Cut to present day where Ted is a washed up former celeb and the roommate who’s unknowingly holding John back from doing more with his life by not allowing him to grow up and stop sitting around smoking pot and making irresponsible decisions. This becomes a problem for Lori (Mila Kunis), John’s girlfriend of several years who wants him to start being more responsible. And you can probably guess where it goes from here. In addition to this conflict the film unnecessarily introduces two other plots: one involving Lori’s smarmy boss Rex (Joel McHale) and the other featuring creepy dad Donny (Giovanni Ribisi) who wants to steal Ted for his son, which seems like it belongs in a different film. And despite some overtures made to not make Lori just a ‘wet blanket’ girlfriend character, she still ends up being basically that.

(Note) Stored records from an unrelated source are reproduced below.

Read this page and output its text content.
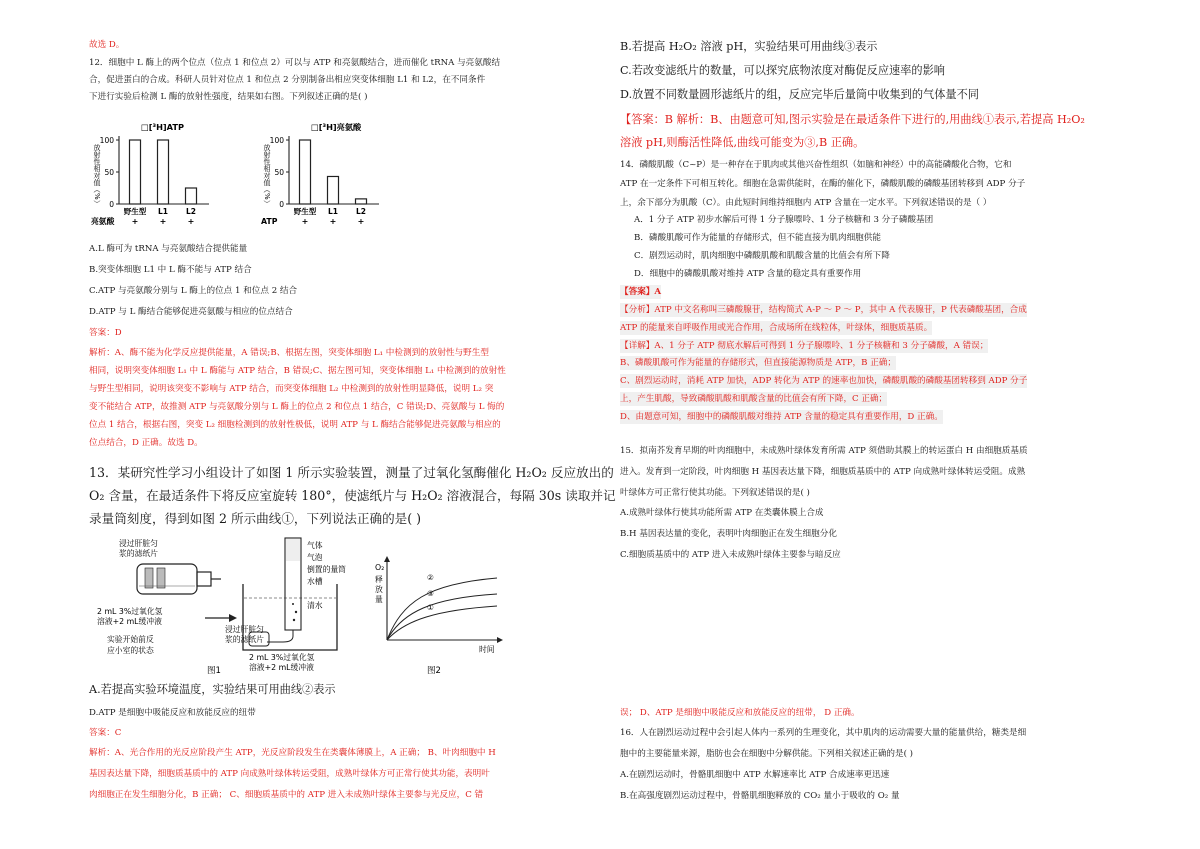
故选 D。
12．细胞中 L 酶上的两个位点（位点 1 和位点 2）可以与 ATP 和亮氨酸结合，进而催化 tRNA 与亮氨酸结
合，促进蛋白的合成。科研人员针对位点 1 和位点 2 分别制备出相应突变体细胞 L1 和 L2，在不同条件
下进行实验后检测 L 酶的放射性强度，结果如右图。下列叙述正确的是( )
放射性相对值（%） 0
50
100
□[³H]ATP
野生型
+
L1
+
L2
+
亮氨酸
放射性相对值（%） 0
50
100
□[³H]亮氨酸
野生型
+
L1
+
L2
+
ATP
A.L 酶可为 tRNA 与亮氨酸结合提供能量
B.突变体细胞 L1 中 L 酶不能与 ATP 结合
C.ATP 与亮氨酸分别与 L 酶上的位点 1 和位点 2 结合
D.ATP 与 L 酶结合能够促进亮氨酸与相应的位点结合
答案：D
解析：A、酶不能为化学反应提供能量，A 错误;B、根据左图，突变体细胞 L₁ 中检测到的放射性与野生型
相同，说明突变体细胞 L₁ 中 L 酶能与 ATP 结合，B 错误;C、据左图可知，突变体细胞 L₁ 中检测到的放射性
与野生型相同，说明该突变不影响与 ATP 结合，而突变体细胞 L₂ 中检测到的放射性明显降低，说明 L₂ 突
变不能结合 ATP，故推测 ATP 与亮氨酸分别与 L 酶上的位点 2 和位点 1 结合，C 错误;D、亮氨酸与 L 悔的
位点 1 结合，根据右图，突变 L₂ 细胞检测到的放射性极低，说明 ATP 与 L 酶结合能够促进亮氨酸与相应的
位点结合，D 正确。故选 D。
13．某研究性学习小组设计了如图 1 所示实验装置，测量了过氧化氢酶催化 H₂O₂ 反应放出的
O₂ 含量，在最适条件下将反应室旋转 180°，使滤纸片与 H₂O₂ 溶液混合，每隔 30s 读取并记
录量筒刻度，得到如图 2 所示曲线①，下列说法正确的是( )
浸过肝脏匀
浆的滤纸片
2 mL 3%过氧化氢
溶液+2 mL缓冲液
实验开始前反
应小室的状态
气体
气泡
倒置的量筒
水槽
清水
浸过肝脏匀
浆的滤纸片
2 mL 3%过氧化氢
溶液+2 mL缓冲液
图1
O₂
释
放
量
②
③
①
时间
图2
A.若提高实验环境温度，实验结果可用曲线②表示
D.ATP 是细胞中吸能反应和放能反应的纽带
答案：C
解析：A、光合作用的光反应阶段产生 ATP，光反应阶段发生在类囊体薄膜上，A 正确； B、叶肉细胞中 H
基因表达量下降，细胞质基质中的 ATP 向成熟叶绿体转运受阻，成熟叶绿体方可正常行使其功能，表明叶
肉细胞正在发生细胞分化，B 正确； C、细胞质基质中的 ATP 进入未成熟叶绿体主要参与光反应，C 错
B.若提高 H₂O₂ 溶液 pH，实验结果可用曲线③表示
C.若改变滤纸片的数量，可以探究底物浓度对酶促反应速率的影响
D.放置不同数量圆形滤纸片的组，反应完毕后量筒中收集到的气体量不同
【答案：B 解析：B、由题意可知,图示实验是在最适条件下进行的,用曲线①表示,若提高 H₂O₂
溶液 pH,则酶活性降低,曲线可能变为③,B 正确。
14．磷酸肌酸（C~P）是一种存在于肌肉或其他兴奋性组织（如脑和神经）中的高能磷酸化合物，它和
ATP 在一定条件下可相互转化。细胞在急需供能时，在酶的催化下，磷酸肌酸的磷酸基团转移到 ADP 分子
上，余下部分为肌酸（C）。由此短时间维持细胞内 ATP 含量在一定水平。下列叙述错误的是（ ）
A．1 分子 ATP 初步水解后可得 1 分子腺嘌呤、1 分子核糖和 3 分子磷酸基团
B．磷酸肌酸可作为能量的存储形式，但不能直接为肌肉细胞供能
C．剧烈运动时，肌肉细胞中磷酸肌酸和肌酸含量的比值会有所下降
D．细胞中的磷酸肌酸对维持 ATP 含量的稳定具有重要作用
【答案】A
【分析】ATP 中文名称叫三磷酸腺苷，结构简式 A-P ～ P ～ P，其中 A 代表腺苷，P 代表磷酸基团，合成
ATP 的能量来自呼吸作用或光合作用，合成场所在线粒体，叶绿体，细胞质基质。
【详解】A、1 分子 ATP 彻底水解后可得到 1 分子腺嘌呤、1 分子核糖和 3 分子磷酸，A 错误；
B、磷酸肌酸可作为能量的存储形式，但直接能源物质是 ATP，B 正确；
C、剧烈运动时，消耗 ATP 加快，ADP 转化为 ATP 的速率也加快，磷酸肌酸的磷酸基团转移到 ADP 分子
上，产生肌酸，导致磷酸肌酸和肌酸含量的比值会有所下降，C 正确；
D、由题意可知，细胞中的磷酸肌酸对维持 ATP 含量的稳定具有重要作用，D 正确。
15．拟南芥发育早期的叶肉细胞中，未成熟叶绿体发育所需 ATP 须借助其膜上的转运蛋白 H 由细胞质基质
进入。发育到一定阶段，叶肉细胞 H 基因表达量下降，细胞质基质中的 ATP 向成熟叶绿体转运受阻。成熟
叶绿体方可正常行使其功能。下列叙述错误的是( )
A.成熟叶绿体行使其功能所需 ATP 在类囊体膜上合成
B.H 基因表达量的变化，表明叶肉细胞正在发生细胞分化
C.细胞质基质中的 ATP 进入未成熟叶绿体主要参与暗反应
误； D、ATP 是细胞中吸能反应和放能反应的纽带， D 正确。
16．人在剧烈运动过程中会引起人体内一系列的生理变化，其中肌肉的运动需要大量的能量供给，糖类是细
胞中的主要能量来源，脂肪也会在细胞中分解供能。下列相关叙述正确的是( )
A.在剧烈运动时，骨骼肌细胞中 ATP 水解速率比 ATP 合成速率更迅速
B.在高强度剧烈运动过程中，骨骼肌细胞释放的 CO₂ 量小于吸收的 O₂ 量
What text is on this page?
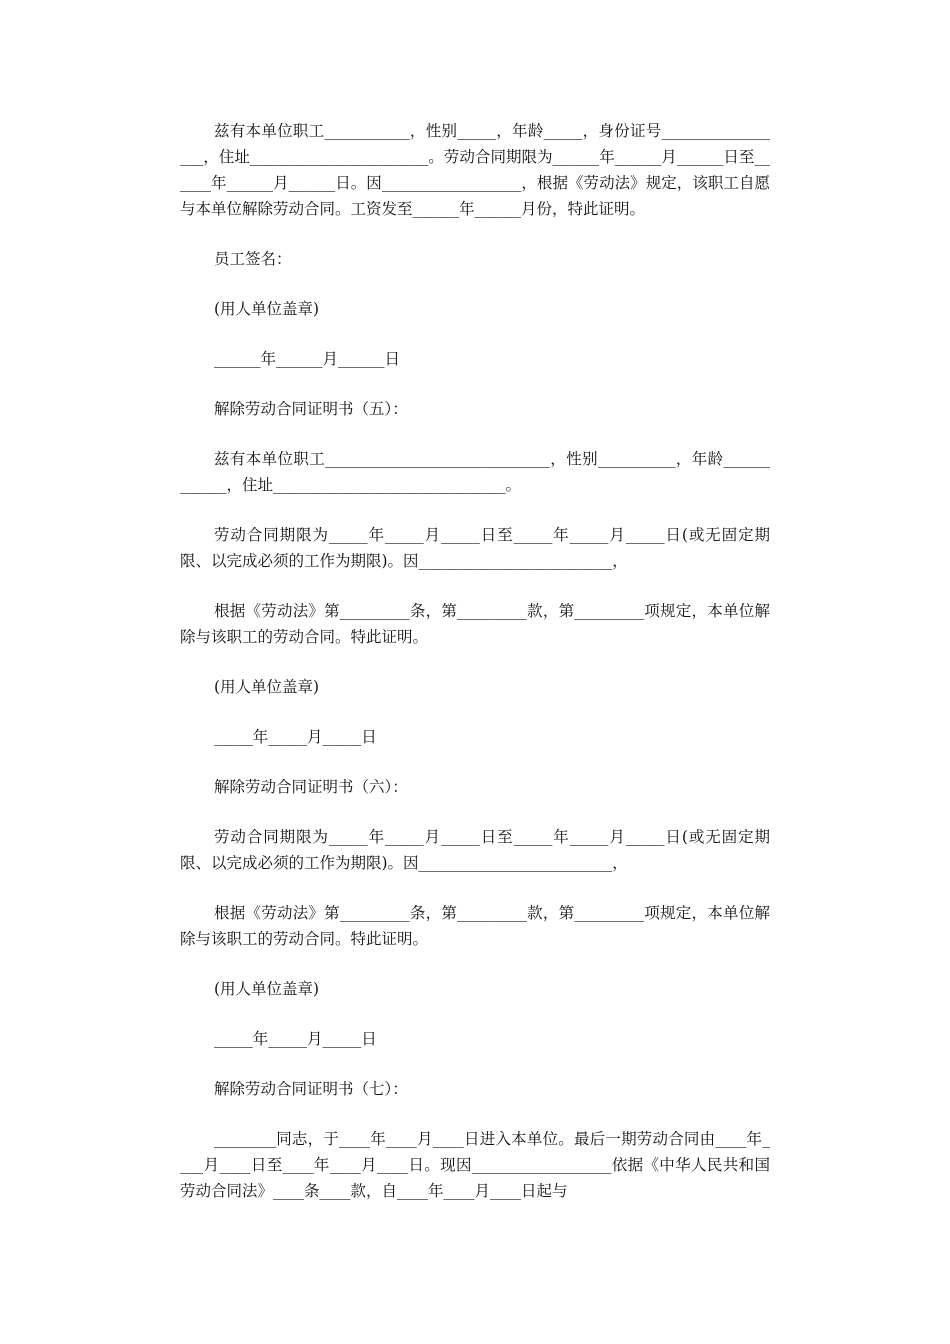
兹有本单位职工___________，性别_____，年龄_____，身份证号_________________，住址_______________________。劳动合同期限为______年______月______日至______年______月______日。因__________________，根据《劳动法》规定，该职工自愿与本单位解除劳动合同。工资发至______年______月份，特此证明。

员工签名：

(用人单位盖章)

______年______月______日

解除劳动合同证明书（五）：

兹有本单位职工_____________________________，性别__________，年龄____________，住址______________________________。

劳动合同期限为_____年_____月_____日至_____年_____月_____日(或无固定期限、以完成必须的工作为期限)。因_________________________，

根据《劳动法》第_________条，第_________款，第_________项规定，本单位解除与该职工的劳动合同。特此证明。

(用人单位盖章)

_____年_____月_____日

解除劳动合同证明书（六）：

劳动合同期限为_____年_____月_____日至_____年_____月_____日(或无固定期限、以完成必须的工作为期限)。因_________________________，

根据《劳动法》第_________条，第_________款，第_________项规定，本单位解除与该职工的劳动合同。特此证明。

(用人单位盖章)

_____年_____月_____日

解除劳动合同证明书（七）：

________同志，于____年____月____日进入本单位。最后一期劳动合同由____年____月____日至____年____月____日。现因__________________依据《中华人民共和国劳动合同法》____条____款，自____年____月____日起与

The scenes between John and Ted are the highlights of the film which features some laugh-out-loud moments. The screenplay by MacFarlane and “Family Guy” writers Alec Sulkin & Wellesley Wild isn’t likely to win over any new fans but I have to at least admire MacFarlane for staying true to his voice. For a studio comedy, “Ted” is for better and worse completely his voice. Sometimes that works (the scene of Wahlberg rattling off white-trash names is inspired) but sometimes its for the worse (whoever let him score the film with that 70s sitcom soundtrack should be sternly talked to). Like his television shows, the scattershot of jokes hits as often as it misses but the screenplay is sort of a mess, structurally, not that audiences seemed to mind. The movie opened huge last weekend, proving that “funny but not necessarily good” is sometimes “good enough.”